|Videos|March 15, 2019

The Impact of <i>EGFR</i> TKI on Nonsquamous NSCLC

Benjamin Levy, MD: EGFR mutations have been emblematic of precision medicine in lung cancer. And also, precision medicine in all solid-tumor cancers. To be able to identify genetic alteration and then wed that genetic alteration to an oral targeted therapy has been changed a lot for our patients. The field within EGFR has evolved rapidly. We started out with first-generation and second-generation TKIs [tyrosine kinase inhibitors]—serlotinib, gefitinib, and afatinib were first. And we saw that these drugs, when you compare them with chemotherapy in patients with advanced-stage disease with EGFR mutations, these patients did better in terms of response rates and progression-free survivals, but perhaps most underrepresented in the literature is that they did better in terms of quality of life, which is so important for patients.

More recently we’ve had next-generation, or third-generation, TKIs. Osimertinib is that drug, a drug that was originally pitched as more of T790M drug, which is a resistant mutation but also now noted to have exquisite activity for sensitizing mutations. And of course now the FLAURA data comparing osimertinib with first-generation TKI for advanced adenocarcinoma patients with EGFR mutations has shown an improvement in progression-free survival, and in a trend toward overall survival that we very rarely see. So a lot of changes here. But I think for now it’s identifying an EGFR mutation helps drive decision making, and certainly I think osimertinib now has become the real preferred agent for these patients.

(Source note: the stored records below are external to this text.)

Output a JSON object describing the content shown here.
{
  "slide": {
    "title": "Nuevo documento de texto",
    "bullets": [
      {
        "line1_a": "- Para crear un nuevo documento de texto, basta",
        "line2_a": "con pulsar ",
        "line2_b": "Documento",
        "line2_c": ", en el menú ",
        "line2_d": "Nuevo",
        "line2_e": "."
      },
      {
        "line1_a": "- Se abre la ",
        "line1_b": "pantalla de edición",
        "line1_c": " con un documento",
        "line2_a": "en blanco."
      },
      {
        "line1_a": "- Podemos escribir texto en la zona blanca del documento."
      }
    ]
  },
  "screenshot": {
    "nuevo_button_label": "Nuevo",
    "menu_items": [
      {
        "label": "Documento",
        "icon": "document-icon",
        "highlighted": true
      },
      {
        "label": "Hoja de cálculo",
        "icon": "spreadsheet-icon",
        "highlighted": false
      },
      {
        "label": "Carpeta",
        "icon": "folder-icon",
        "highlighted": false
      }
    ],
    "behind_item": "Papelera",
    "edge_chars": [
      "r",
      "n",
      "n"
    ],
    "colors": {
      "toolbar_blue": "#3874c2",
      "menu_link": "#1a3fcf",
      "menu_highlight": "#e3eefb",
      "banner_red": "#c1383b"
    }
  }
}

Now that we can identify genetic alterations within lung cancer, we are starting to use tyrosine kinase inhibitors first. And I think we should always use our first drug. We should always use our best drug first. And oftentimes our best drug has been tyrosine kinase inhibitors. This not only applies for EGFR but it of course applies for ALK, potentially BRAF and ROS as well. So it speaks, or underscores, the importance of comprehensive genomic profiling. There are a lot of questions, however. After you use the TKI, what do you do next?

And I think this is contingent, or the answer is contingent, on what specific genotype you’re talking about. If you’re talking about EGFR, for patients who are on osimertinib who then subsequently develop progression, we’re still trying to learn what the next-best option is. Is it chemotherapy? Is it another targeted drug? And this will be highly contingent on the mechanisms of resistance we identify, which we’re still trying to understand.

For ALK mutations, the same rules apply. We have a great first-line agent with alectinib. What to do after alectinib, we’re still trying to learn. All these drugs have moved so rapidly to the first line, so trying to understand what to do next has been a bit of a challenge and an unanswered question, but it’s a good challenge to have.